Prehen Woods

Prehen woods is an ancient woodland that’s been continuously a woodland since at least 1600. It used to be a vast woodland that covered almost the entire east bank of the Foyle right the way to Strabane but most of it was cut down over hundreds of years to provide timber and farmland. The 18.5 acre part that survives to this day managed to avoid being cut down because it was part of the estate of Prehen House and survived an attempt to cut it down in 1920 because of public outcry.

Prehen house was built by Andrew Knox of Rathmullan and Moneymorein in the 1740s and still stands to this day. The Legend of Mary Ann Knox, Andrew Knox’s daughter is part of the Folklore of the area, she was tricked into marrying John McNaughten a gambling addict twice her age and ended up being fatally shot by him

John McNaughten was at first welcomed by his old friend Andrew Knox to Prehen but after the secret marriage between Mary Ann Knox and John McNaughten that was only so McNaughten could use her dowry to feed his gambling habit was discovered, Andrew set off to Dublin with his daughter to get her away from him. The coach taking them to Dublin was ambushed by McNaughten and Mary Ann ended up being shot and killed. McNaughten was sentenced to be hanged for killing Mary Ann but at the gallows the hangman’s rope broke which offered McNaughten a chance to escape. He did not want to be known as “half-Hanged” so he did not take the opportunity and was hanged a second time but is still known as “Half-Hanged McNaughten”

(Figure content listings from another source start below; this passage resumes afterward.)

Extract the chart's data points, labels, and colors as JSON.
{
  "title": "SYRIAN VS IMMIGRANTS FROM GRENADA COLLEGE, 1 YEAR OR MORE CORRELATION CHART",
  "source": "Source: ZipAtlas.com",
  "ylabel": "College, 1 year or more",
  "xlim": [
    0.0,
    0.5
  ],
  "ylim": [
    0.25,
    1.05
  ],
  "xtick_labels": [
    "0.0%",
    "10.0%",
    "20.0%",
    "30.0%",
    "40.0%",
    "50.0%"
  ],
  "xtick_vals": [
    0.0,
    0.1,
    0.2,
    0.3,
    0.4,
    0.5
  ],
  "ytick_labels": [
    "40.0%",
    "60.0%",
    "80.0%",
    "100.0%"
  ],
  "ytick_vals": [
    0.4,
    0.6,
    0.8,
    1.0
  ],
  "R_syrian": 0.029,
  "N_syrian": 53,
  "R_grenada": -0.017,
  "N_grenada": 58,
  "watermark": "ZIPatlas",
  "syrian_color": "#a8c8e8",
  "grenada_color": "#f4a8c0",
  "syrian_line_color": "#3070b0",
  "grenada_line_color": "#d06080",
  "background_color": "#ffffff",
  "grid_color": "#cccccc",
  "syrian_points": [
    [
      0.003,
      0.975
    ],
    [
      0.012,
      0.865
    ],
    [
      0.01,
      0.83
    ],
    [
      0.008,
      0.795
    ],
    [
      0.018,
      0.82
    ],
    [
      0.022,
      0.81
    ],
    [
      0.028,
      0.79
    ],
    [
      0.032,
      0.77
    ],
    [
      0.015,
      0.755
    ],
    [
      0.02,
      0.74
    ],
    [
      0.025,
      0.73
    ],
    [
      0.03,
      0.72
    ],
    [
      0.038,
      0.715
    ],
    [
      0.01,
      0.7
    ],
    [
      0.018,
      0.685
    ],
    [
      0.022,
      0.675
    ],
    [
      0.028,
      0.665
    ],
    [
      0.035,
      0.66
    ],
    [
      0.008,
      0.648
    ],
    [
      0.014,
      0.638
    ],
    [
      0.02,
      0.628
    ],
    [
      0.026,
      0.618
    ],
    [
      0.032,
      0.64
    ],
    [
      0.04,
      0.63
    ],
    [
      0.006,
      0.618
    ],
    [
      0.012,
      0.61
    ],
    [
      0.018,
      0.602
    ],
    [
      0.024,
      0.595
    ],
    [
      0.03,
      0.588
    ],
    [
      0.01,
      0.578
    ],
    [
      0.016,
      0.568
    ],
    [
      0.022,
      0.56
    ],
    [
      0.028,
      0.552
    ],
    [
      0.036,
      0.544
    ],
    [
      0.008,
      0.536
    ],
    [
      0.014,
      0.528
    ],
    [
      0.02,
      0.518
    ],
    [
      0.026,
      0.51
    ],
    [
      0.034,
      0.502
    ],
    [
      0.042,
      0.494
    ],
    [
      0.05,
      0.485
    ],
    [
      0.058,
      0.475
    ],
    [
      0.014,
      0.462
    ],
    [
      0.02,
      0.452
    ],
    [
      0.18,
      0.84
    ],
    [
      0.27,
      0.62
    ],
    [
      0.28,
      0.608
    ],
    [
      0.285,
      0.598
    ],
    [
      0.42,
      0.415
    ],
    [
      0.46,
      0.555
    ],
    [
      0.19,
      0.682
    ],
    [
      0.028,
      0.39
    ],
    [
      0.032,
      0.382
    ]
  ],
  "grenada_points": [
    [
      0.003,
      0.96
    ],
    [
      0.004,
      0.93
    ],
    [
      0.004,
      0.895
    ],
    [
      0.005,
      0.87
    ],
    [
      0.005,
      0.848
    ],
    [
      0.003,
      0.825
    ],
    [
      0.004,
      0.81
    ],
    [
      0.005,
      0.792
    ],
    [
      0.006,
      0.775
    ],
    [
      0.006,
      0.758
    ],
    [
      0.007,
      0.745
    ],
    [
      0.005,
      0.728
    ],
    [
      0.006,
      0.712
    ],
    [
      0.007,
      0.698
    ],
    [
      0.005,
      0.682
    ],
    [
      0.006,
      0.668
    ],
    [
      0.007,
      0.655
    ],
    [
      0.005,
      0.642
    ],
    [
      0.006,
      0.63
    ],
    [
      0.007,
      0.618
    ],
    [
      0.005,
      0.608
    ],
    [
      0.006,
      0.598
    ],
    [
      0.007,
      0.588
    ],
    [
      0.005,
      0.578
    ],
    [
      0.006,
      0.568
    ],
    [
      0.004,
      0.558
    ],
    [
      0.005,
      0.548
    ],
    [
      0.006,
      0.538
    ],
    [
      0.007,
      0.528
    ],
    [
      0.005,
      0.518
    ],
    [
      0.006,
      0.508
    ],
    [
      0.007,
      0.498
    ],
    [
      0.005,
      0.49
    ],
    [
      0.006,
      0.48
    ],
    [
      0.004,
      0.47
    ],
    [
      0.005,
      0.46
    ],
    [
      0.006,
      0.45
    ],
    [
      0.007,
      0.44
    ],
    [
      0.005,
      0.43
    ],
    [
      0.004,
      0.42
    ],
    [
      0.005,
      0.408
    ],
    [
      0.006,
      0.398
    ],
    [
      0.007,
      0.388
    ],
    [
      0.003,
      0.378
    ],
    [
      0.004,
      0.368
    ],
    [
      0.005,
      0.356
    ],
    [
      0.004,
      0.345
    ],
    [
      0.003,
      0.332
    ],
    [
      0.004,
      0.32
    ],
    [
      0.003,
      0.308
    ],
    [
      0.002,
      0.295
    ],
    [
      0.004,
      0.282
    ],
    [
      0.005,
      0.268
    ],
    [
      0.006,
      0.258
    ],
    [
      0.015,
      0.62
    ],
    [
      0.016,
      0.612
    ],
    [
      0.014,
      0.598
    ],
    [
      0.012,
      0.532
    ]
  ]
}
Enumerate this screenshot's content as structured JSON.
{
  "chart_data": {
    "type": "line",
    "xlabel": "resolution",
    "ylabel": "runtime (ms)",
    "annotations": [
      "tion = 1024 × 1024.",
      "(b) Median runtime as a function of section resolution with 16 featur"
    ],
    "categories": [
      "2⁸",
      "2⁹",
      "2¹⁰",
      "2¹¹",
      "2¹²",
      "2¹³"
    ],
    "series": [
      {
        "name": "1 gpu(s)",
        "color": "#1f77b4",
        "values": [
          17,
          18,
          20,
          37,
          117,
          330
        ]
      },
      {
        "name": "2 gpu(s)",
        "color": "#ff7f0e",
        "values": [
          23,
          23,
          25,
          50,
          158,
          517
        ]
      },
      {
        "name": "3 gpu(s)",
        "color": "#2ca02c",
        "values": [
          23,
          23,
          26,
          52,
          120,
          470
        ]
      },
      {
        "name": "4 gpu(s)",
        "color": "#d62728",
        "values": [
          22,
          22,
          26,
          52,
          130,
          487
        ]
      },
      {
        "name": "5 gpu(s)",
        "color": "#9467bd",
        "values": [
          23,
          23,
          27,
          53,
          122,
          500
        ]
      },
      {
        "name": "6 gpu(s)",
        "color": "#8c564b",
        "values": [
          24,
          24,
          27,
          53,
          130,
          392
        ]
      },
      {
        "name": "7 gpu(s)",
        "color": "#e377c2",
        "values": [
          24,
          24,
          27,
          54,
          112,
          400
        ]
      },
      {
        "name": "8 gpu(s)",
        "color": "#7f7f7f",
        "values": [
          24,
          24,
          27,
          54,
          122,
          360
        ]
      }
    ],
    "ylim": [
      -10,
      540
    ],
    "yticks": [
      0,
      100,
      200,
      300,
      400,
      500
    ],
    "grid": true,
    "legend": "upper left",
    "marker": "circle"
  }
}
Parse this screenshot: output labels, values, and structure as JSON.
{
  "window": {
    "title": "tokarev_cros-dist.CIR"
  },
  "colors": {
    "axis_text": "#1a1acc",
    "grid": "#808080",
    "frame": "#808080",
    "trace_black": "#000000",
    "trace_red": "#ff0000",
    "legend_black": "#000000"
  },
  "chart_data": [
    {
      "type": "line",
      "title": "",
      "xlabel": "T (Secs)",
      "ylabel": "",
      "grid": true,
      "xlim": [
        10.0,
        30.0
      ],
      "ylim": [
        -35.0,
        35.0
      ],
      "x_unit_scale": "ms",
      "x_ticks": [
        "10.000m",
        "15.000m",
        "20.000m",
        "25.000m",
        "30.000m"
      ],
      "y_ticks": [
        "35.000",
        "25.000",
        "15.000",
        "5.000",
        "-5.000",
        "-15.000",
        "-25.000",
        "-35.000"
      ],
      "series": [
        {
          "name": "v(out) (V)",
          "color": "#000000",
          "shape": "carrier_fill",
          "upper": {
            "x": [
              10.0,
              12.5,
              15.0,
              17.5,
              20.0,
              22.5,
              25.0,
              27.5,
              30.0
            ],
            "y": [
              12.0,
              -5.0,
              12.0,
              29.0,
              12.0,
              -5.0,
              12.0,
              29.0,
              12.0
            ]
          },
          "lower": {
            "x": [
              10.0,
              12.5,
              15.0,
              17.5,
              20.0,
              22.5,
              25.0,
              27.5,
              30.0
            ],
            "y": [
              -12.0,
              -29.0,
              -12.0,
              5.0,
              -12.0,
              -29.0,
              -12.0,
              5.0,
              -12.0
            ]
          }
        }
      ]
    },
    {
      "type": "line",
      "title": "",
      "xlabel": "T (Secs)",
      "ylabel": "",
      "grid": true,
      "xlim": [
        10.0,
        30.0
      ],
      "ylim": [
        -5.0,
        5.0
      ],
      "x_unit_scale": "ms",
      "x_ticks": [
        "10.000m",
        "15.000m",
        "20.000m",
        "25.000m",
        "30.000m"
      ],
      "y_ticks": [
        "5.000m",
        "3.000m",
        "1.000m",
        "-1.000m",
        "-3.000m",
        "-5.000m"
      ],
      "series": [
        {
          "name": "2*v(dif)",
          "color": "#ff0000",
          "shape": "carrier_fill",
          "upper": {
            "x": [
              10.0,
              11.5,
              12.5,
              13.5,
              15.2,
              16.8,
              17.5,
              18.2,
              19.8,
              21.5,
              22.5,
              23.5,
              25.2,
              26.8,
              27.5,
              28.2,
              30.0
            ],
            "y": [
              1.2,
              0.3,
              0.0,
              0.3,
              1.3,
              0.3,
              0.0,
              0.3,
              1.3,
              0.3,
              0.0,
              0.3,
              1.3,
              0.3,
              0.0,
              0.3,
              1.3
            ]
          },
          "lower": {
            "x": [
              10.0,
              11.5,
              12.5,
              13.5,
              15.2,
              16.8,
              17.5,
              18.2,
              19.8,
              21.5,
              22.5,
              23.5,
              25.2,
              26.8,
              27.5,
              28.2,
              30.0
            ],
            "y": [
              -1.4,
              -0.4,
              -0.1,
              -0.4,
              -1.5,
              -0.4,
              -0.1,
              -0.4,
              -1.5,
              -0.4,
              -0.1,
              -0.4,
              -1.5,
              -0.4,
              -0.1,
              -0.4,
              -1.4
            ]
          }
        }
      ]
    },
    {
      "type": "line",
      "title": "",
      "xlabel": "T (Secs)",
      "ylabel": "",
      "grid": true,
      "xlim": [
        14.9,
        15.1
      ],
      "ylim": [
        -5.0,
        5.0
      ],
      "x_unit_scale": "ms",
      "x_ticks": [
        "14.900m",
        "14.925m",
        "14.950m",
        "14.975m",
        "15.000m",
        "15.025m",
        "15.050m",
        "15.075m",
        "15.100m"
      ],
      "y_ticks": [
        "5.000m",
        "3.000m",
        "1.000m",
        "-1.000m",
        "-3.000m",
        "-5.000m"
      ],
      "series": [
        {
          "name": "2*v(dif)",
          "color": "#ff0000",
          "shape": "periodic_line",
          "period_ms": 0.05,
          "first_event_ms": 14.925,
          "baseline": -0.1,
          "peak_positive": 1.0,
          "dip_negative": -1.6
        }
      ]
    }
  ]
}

During the spring the woods is covered by bluebells which many people come to see, organised bluebell walks are done by the Prehen Historical and Environmental Society each year. There is a way marked walk around the woods and on your walk you may see red squirrels, sparrowhawks and long eared owls there are also wooden sculptures of a squirrel, fox, badger, hedgehog and butterfly hidden around the wood. It has also been know for highway men to hide in these woods and attack coaches on the way to and from the city although that hasn’t happened in many years.